Estar en guerra supone actuar en consecuencia; implica utilizar toda la fuerza y medios disponibles para este objetivo; conlleva concentrar toda la fuerza de fuego sobre los puntos de origen hasta terminar con ellos. No es admisible que el Estado Islámico todavía controle territorios en Irak y Siria; que Boko Haram controle parte de Nigeria. El primer golpe es terminar con el control territorial de los terroristas en todos aquellos países donde tienen sus bases y su inspiración. Las potencias occidentales, incluyendo a China, India y Rusia deben terminar con estos grupos de forma definitiva en una acción militar poderosa. El drama de la inmigración es consecuencia de las guerras de Libia y Siria, y también del cuerno de África. El terror en el Sahel; los grupos talibanes en Afganistán y Pakistán deben ser exterminados. Comprenderlos o justificarlos por nuestros posibles errores como hacen algunos populistas facilones, es su victoria y nuestra derrota final.
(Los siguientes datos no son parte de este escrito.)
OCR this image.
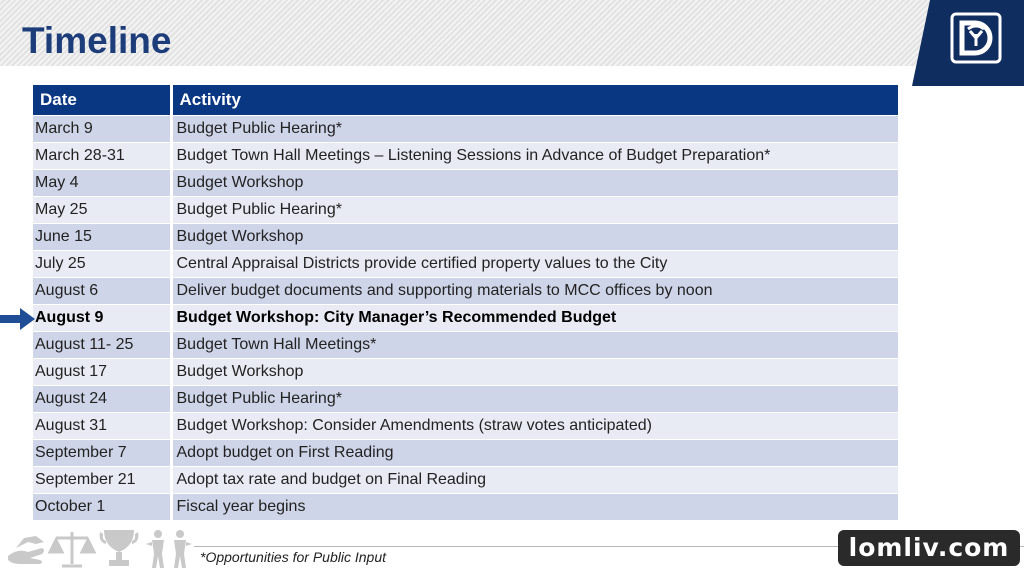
Timeline
Date	Activity
March 9	Budget Public Hearing*
March 28-31	Budget Town Hall Meetings – Listening Sessions in Advance of Budget Preparation*
May 4	Budget Workshop
May 25	Budget Public Hearing*
June 15	Budget Workshop
July 25	Central Appraisal Districts provide certified property values to the City
August 6	Deliver budget documents and supporting materials to MCC offices by noon
August 9	Budget Workshop: City Manager’s Recommended Budget
August 11- 25	Budget Town Hall Meetings*
August 17	Budget Workshop
August 24	Budget Public Hearing*
August 31	Budget Workshop: Consider Amendments (straw votes anticipated)
September 7	Adopt budget on First Reading
September 21	Adopt tax rate and budget on Final Reading
October 1	Fiscal year begins
*Opportunities for Public Input	lomliv.com
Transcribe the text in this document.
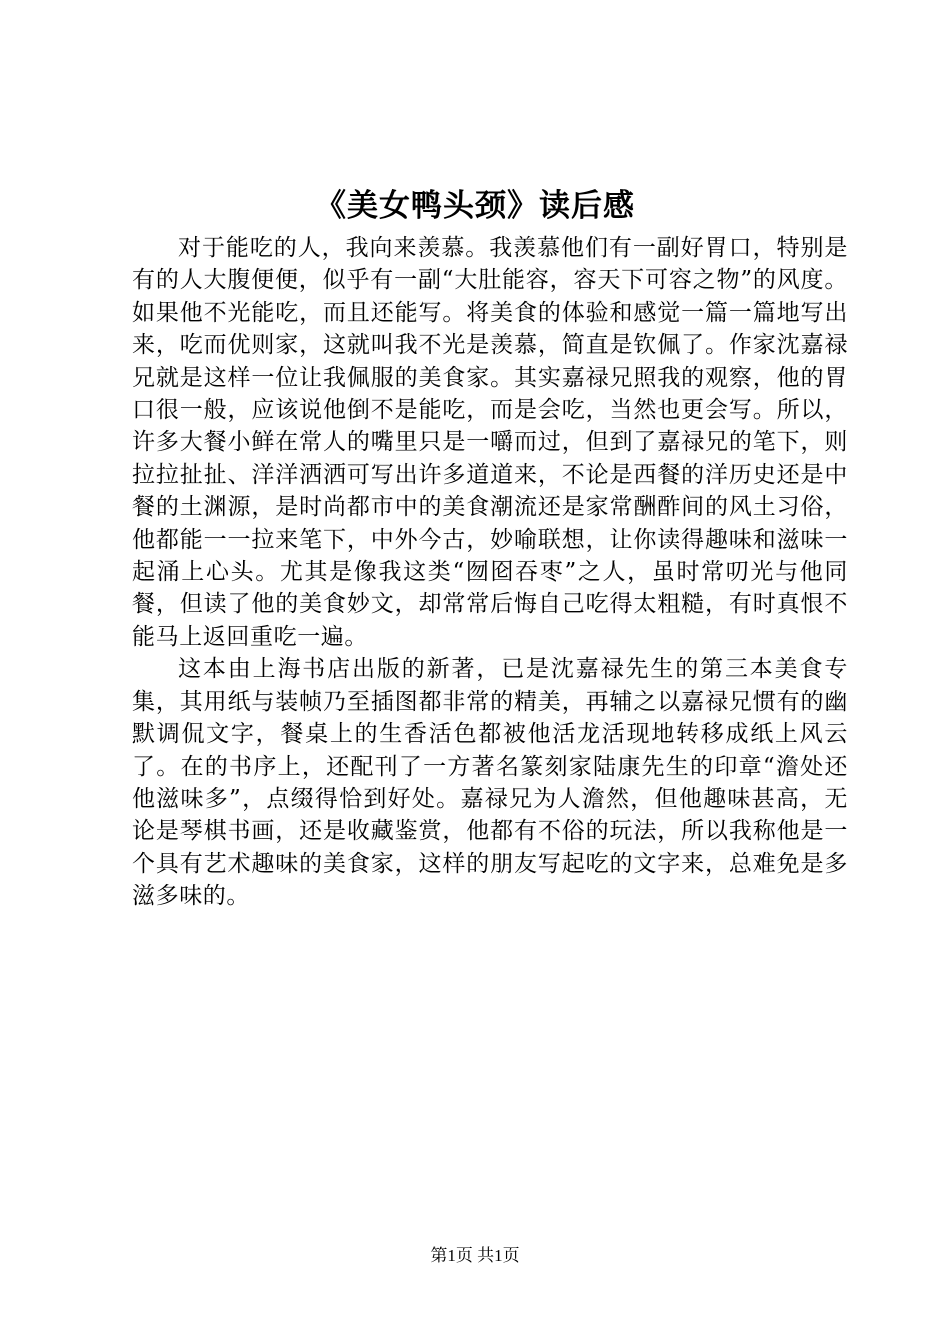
《美女鸭头颈》读后感

对于能吃的人，我向来羡慕。我羡慕他们有一副好胃口，特别是有的人大腹便便，似乎有一副“大肚能容，容天下可容之物”的风度。如果他不光能吃，而且还能写。将美食的体验和感觉一篇一篇地写出来，吃而优则家，这就叫我不光是羡慕，简直是钦佩了。作家沈嘉禄兄就是这样一位让我佩服的美食家。其实嘉禄兄照我的观察，他的胃口很一般，应该说他倒不是能吃，而是会吃，当然也更会写。所以，许多大餐小鲜在常人的嘴里只是一嚼而过，但到了嘉禄兄的笔下，则拉拉扯扯、洋洋洒洒可写出许多道道来，不论是西餐的洋历史还是中餐的土渊源，是时尚都市中的美食潮流还是家常酬酢间的风土习俗，他都能一一拉来笔下，中外今古，妙喻联想，让你读得趣味和滋味一起涌上心头。尤其是像我这类“囫囵吞枣”之人，虽时常叨光与他同餐，但读了他的美食妙文，却常常后悔自己吃得太粗糙，有时真恨不能马上返回重吃一遍。

这本由上海书店出版的新著，已是沈嘉禄先生的第三本美食专集，其用纸与装帧乃至插图都非常的精美，再辅之以嘉禄兄惯有的幽默调侃文字，餐桌上的生香活色都被他活龙活现地转移成纸上风云了。在的书序上，还配刊了一方著名篆刻家陆康先生的印章“澹处还他滋味多”，点缀得恰到好处。嘉禄兄为人澹然，但他趣味甚高，无论是琴棋书画，还是收藏鉴赏，他都有不俗的玩法，所以我称他是一个具有艺术趣味的美食家，这样的朋友写起吃的文字来，总难免是多滋多味的。

第1页 共1页
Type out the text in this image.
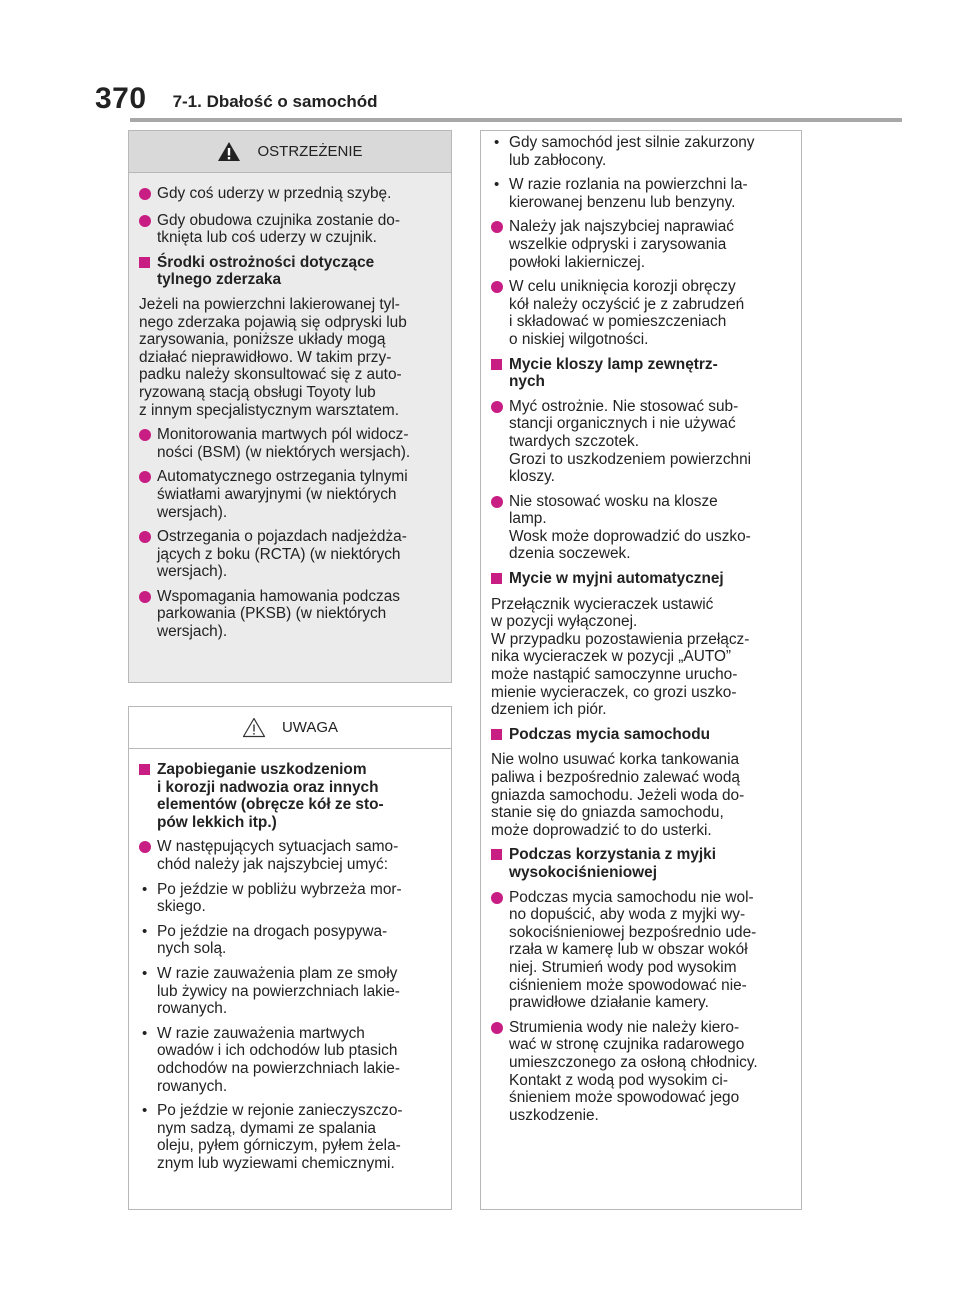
370 7-1. Dbałość o samochód
OSTRZEŻENIE
Gdy coś uderzy w przednią szybę.
Gdy obudowa czujnika zostanie do-
tknięta lub coś uderzy w czujnik.
Środki ostrożności dotyczące
tylnego zderzaka
Jeżeli na powierzchni lakierowanej tyl-
nego zderzaka pojawią się odpryski lub
zarysowania, poniższe układy mogą
działać nieprawidłowo. W takim przy-
padku należy skonsultować się z auto-
ryzowaną stacją obsługi Toyoty lub
z innym specjalistycznym warsztatem.
Monitorowania martwych pól widocz-
ności (BSM) (w niektórych wersjach).
Automatycznego ostrzegania tylnymi
światłami awaryjnymi (w niektórych
wersjach).
Ostrzegania o pojazdach nadjeżdża-
jących z boku (RCTA) (w niektórych
wersjach).
Wspomagania hamowania podczas
parkowania (PKSB) (w niektórych
wersjach).
UWAGA
Zapobieganie uszkodzeniom
i korozji nadwozia oraz innych
elementów (obręcze kół ze sto-
pów lekkich itp.)
W następujących sytuacjach samo-
chód należy jak najszybciej umyć:
• Po jeździe w pobliżu wybrzeża mor-
skiego.
• Po jeździe na drogach posypywa-
nych solą.
• W razie zauważenia plam ze smoły
lub żywicy na powierzchniach lakie-
rowanych.
• W razie zauważenia martwych
owadów i ich odchodów lub ptasich
odchodów na powierzchniach lakie-
rowanych.
• Po jeździe w rejonie zanieczyszczo-
nym sadzą, dymami ze spalania
oleju, pyłem górniczym, pyłem żela-
znym lub wyziewami chemicznymi.
• Gdy samochód jest silnie zakurzony
lub zabłocony.
• W razie rozlania na powierzchni la-
kierowanej benzenu lub benzyny.
Należy jak najszybciej naprawiać
wszelkie odpryski i zarysowania
powłoki lakierniczej.
W celu uniknięcia korozji obręczy
kół należy oczyścić je z zabrudzeń
i składować w pomieszczeniach
o niskiej wilgotności.
Mycie kloszy lamp zewnętrz-
nych
Myć ostrożnie. Nie stosować sub-
stancji organicznych i nie używać
twardych szczotek.
Grozi to uszkodzeniem powierzchni
kloszy.
Nie stosować wosku na klosze
lamp.
Wosk może doprowadzić do uszko-
dzenia soczewek.
Mycie w myjni automatycznej
Przełącznik wycieraczek ustawić
w pozycji wyłączonej.
W przypadku pozostawienia przełącz-
nika wycieraczek w pozycji „AUTO”
może nastąpić samoczynne urucho-
mienie wycieraczek, co grozi uszko-
dzeniem ich piór.
Podczas mycia samochodu
Nie wolno usuwać korka tankowania
paliwa i bezpośrednio zalewać wodą
gniazda samochodu. Jeżeli woda do-
stanie się do gniazda samochodu,
może doprowadzić to do usterki.
Podczas korzystania z myjki
wysokociśnieniowej
Podczas mycia samochodu nie wol-
no dopuścić, aby woda z myjki wy-
sokociśnieniowej bezpośrednio ude-
rzała w kamerę lub w obszar wokół
niej. Strumień wody pod wysokim
ciśnieniem może spowodować nie-
prawidłowe działanie kamery.
Strumienia wody nie należy kiero-
wać w stronę czujnika radarowego
umieszczonego za osłoną chłodnicy.
Kontakt z wodą pod wysokim ci-
śnieniem może spowodować jego
uszkodzenie.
Una vez se termine con los paraísos, será mucho más fácil buscarlos en nuestras ciudades y barrios. Todo el que apoye, oculte, inspire, simpatice con estos terroristas es un enemigo de Occidente y debe tener el castigo que corresponde. La legítima defensa está en la carta de Naciones Unidas como el innegable derecho de los estados a proporcionar seguridad a sus ciudadanos y defenderse contra las agresiones externas. Si los estados no cumplen con este sacrosanto deber de forma rápida y eficaz, sus dirigentes serán cuestionados, y el problema que tendremos entonces si esta guerra la tienen que librar los populistas nacionalistas, será de unas dimensiones que Huntington nunca habría imaginado.
Las democracias pueden y deben hacer la guerra conforme a los principios que nos inspiran como civilización, deben evitar todas aquellas conductas impropias de los que defendemos los derechos humanos y la libertad, pero en el campo de batalla solo hay un objetivo, ganar, y no hay segundo puesto.